Początek sesji w USA nie był zbyt dobry z powodu mieszanych danych makro. Jednak wyniki spółek znacznie poprawiły humory inwestorom na Wall Street.
Departament Pracy w USA poinformował, że liczba osób ubiegających się po raz pierwszy o zasiłek dla bezrobotnych w ubiegłym tygodniu wzrosła o 11 tys., do 531 tys. Rynek spodziewał się, że będzie to najwyżej 518 tys. Jednak już nieco lepiej wypadł indeks wyprzedzający koniunktury (Conference Board) , który wzrósł we wrześniu o 1 proc., po wzroście w sierpniu o 0,4 proc. po korekcie.
Niektórzy analitycy spodziewali się raczej silniejszej przeceny w USA. Tymczasem po słabym początku indeksy amerykańskie kolejny raz udowodniły swoją siłę. Wskaźnik S&P500 zamknął się na poziomie 1092 punkty to oznacza wzrost o 1,06 proc. a Dow Jones zyskał ponad 1,3 proc. Z kolei technologiczny Nasdaq zwiększył swoją wartość o 0,68 proc.
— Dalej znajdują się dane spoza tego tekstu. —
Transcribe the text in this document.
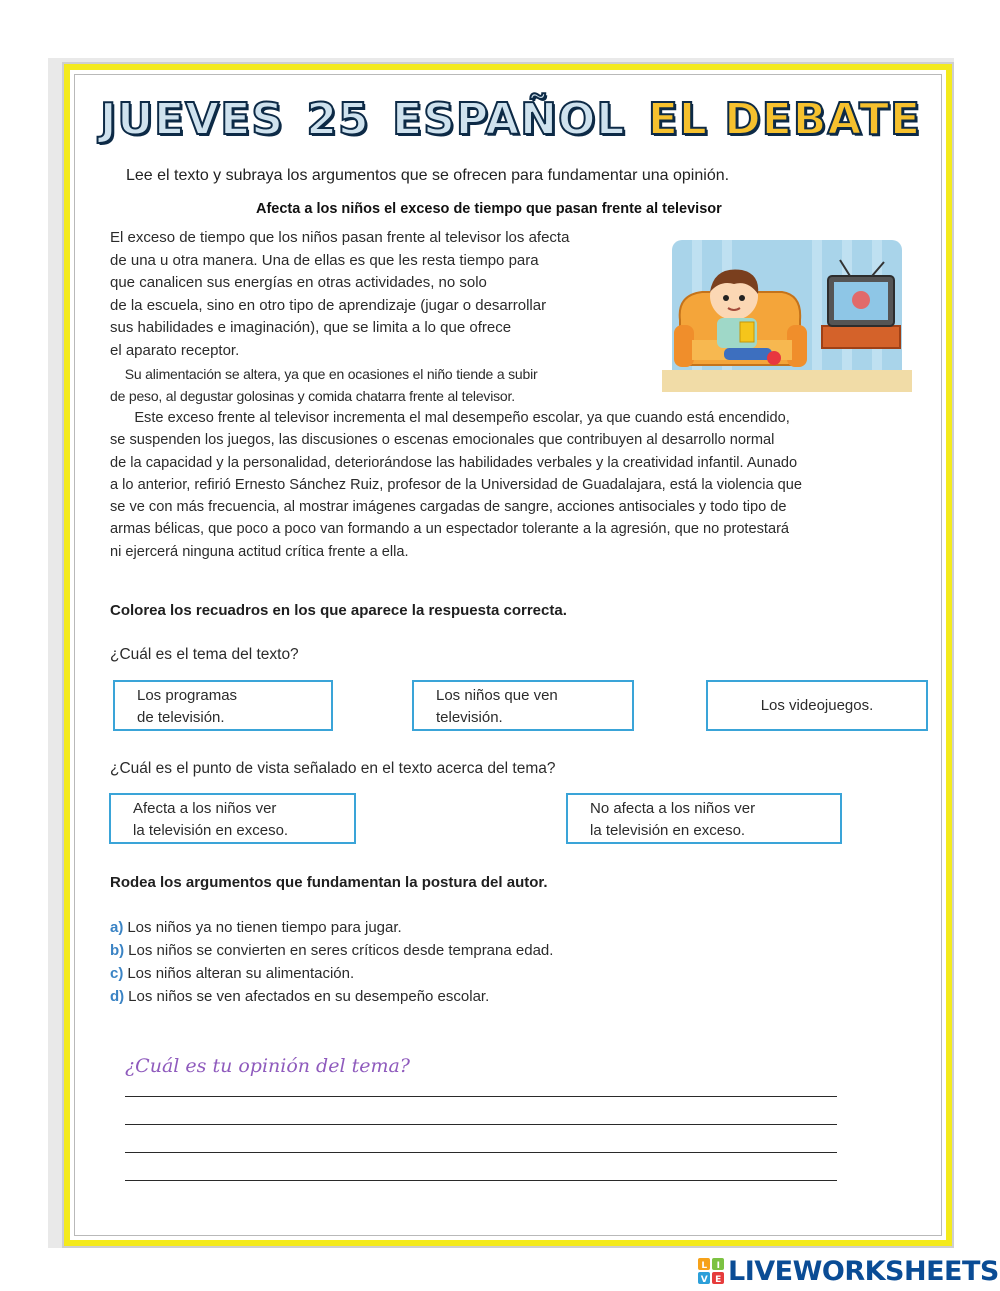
JUEVES 25 ESPAÑOL EL DEBATE
Lee el texto y subraya los argumentos que se ofrecen para fundamentar una opinión.
Afecta a los niños el exceso de tiempo que pasan frente al televisor
El exceso de tiempo que los niños pasan frente al televisor los afecta
de una u otra manera. Una de ellas es que les resta tiempo para
que canalicen sus energías en otras actividades, no solo
de la escuela, sino en otro tipo de aprendizaje (jugar o desarrollar
sus habilidades e imaginación), que se limita a lo que ofrece
el aparato receptor.
Su alimentación se altera, ya que en ocasiones el niño tiende a subir
de peso, al degustar golosinas y comida chatarra frente al televisor.
Este exceso frente al televisor incrementa el mal desempeño escolar, ya que cuando está encendido,
se suspenden los juegos, las discusiones o escenas emocionales que contribuyen al desarrollo normal
de la capacidad y la personalidad, deteriorándose las habilidades verbales y la creatividad infantil. Aunado
a lo anterior, refirió Ernesto Sánchez Ruiz, profesor de la Universidad de Guadalajara, está la violencia que
se ve con más frecuencia, al mostrar imágenes cargadas de sangre, acciones antisociales y todo tipo de
armas bélicas, que poco a poco van formando a un espectador tolerante a la agresión, que no protestará
ni ejercerá ninguna actitud crítica frente a ella.
Colorea los recuadros en los que aparece la respuesta correcta.
¿Cuál es el tema del texto?
Los programas
de televisión.
Los niños que ven
televisión.
Los videojuegos.
¿Cuál es el punto de vista señalado en el texto acerca del tema?
Afecta a los niños ver
la televisión en exceso.
No afecta a los niños ver
la televisión en exceso.
Rodea los argumentos que fundamentan la postura del autor.
a) Los niños ya no tienen tiempo para jugar.
b) Los niños se convierten en seres críticos desde temprana edad.
c) Los niños alteran su alimentación.
d) Los niños se ven afectados en su desempeño escolar.
¿Cuál es tu opinión del tema?
L I
V E LIVEWORKSHEETS
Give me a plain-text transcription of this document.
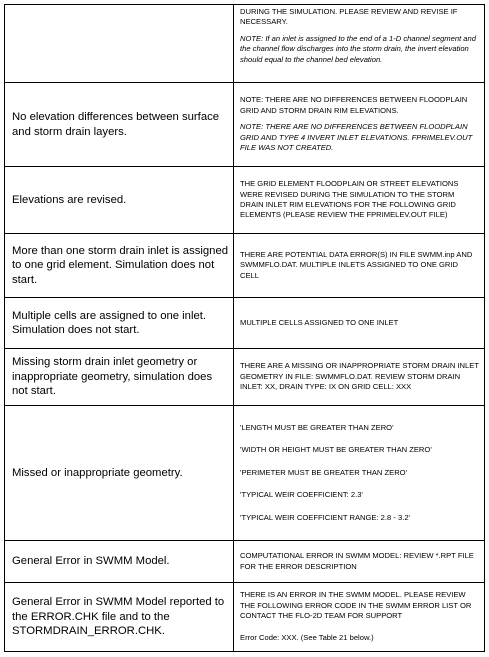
DURING THE SIMULATION. PLEASE REVIEW AND REVISE IF NECESSARY.

NOTE: If an inlet is assigned to the end of a 1-D channel segment and the channel flow discharges into the storm drain, the invert elevation should equal to the channel bed elevation.

No elevation differences between surface and storm drain layers.

NOTE: THERE ARE NO DIFFERENCES BETWEEN FLOODPLAIN GRID AND STORM DRAIN RIM ELEVATIONS.

NOTE: THERE ARE NO DIFFERENCES BETWEEN FLOODPLAIN GRID AND TYPE 4 INVERT INLET ELEVATIONS. FPRIMELEV.OUT FILE WAS NOT CREATED.

Elevations are revised.

THE GRID ELEMENT FLOODPLAIN OR STREET ELEVATIONS WERE REVISED DURING THE SIMULATION TO THE STORM DRAIN INLET RIM ELEVATIONS FOR THE FOLLOWING GRID ELEMENTS (PLEASE REVIEW THE FPRIMELEV.OUT FILE)

More than one storm drain inlet is assigned to one grid element. Simulation does not start.

THERE ARE POTENTIAL DATA ERROR(S) IN FILE SWMM.inp AND SWMMFLO.DAT. MULTIPLE INLETS ASSIGNED TO ONE GRID CELL

Multiple cells are assigned to one inlet. Simulation does not start.

MULTIPLE CELLS ASSIGNED TO ONE INLET

Missing storm drain inlet geometry or inappropriate geometry, simulation does not start.

THERE ARE A MISSING OR INAPPROPRIATE STORM DRAIN INLET GEOMETRY IN FILE: SWMMFLO.DAT. REVIEW STORM DRAIN INLET: XX, DRAIN TYPE: IX ON GRID CELL: XXX

Missed or inappropriate geometry.

'LENGTH MUST BE GREATER THAN ZERO'

'WIDTH OR HEIGHT MUST BE GREATER THAN ZERO'

'PERIMETER MUST BE GREATER THAN ZERO'

'TYPICAL WEIR COEFFICIENT: 2.3'

'TYPICAL WEIR COEFFICIENT RANGE: 2.8 - 3.2'

General Error in SWMM Model.	COMPUTATIONAL ERROR IN SWMM MODEL: REVIEW *.RPT FILE FOR THE ERROR DESCRIPTION

General Error in SWMM Model reported to the ERROR.CHK file and to the STORMDRAIN_ERROR.CHK.

THERE IS AN ERROR IN THE SWMM MODEL. PLEASE REVIEW THE FOLLOWING ERROR CODE IN THE SWMM ERROR LIST OR CONTACT THE FLO-2D TEAM FOR SUPPORT

Error Code: XXX. (See Table 21 below.)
Nie bez wpływu na humory inwestorów miały wyniki spółek. Firma telekomunikacyjna AT&T w III kwartale osiągnęła zysk w wysokości 53 centów na akcję, z kolei Merck & Co. zanotował zysk netto na poziomie 90 centów na akcję. Z kolei największy na świecie właściciel restauracji McDonald's Corp. poinformował, że zysk spółki w III kwartale wyniósł 1,15 dolarów na akcję.Rozczarował jedynie Ebay, który pokazał słabe wyniki i w efekcie jego akcje spadły o ponad 4 proc.
Z zadowoleniem inwestorzy przyjęli jednak informację Wal-Martu, który spodziewa się lepszej sprzedaży w tym i w przyszłym roku. Dla specjalistów oznacza to, że powraca optymizm wśród konsumentów, którzy odpowiadają za największą część amerykańskiego PKB.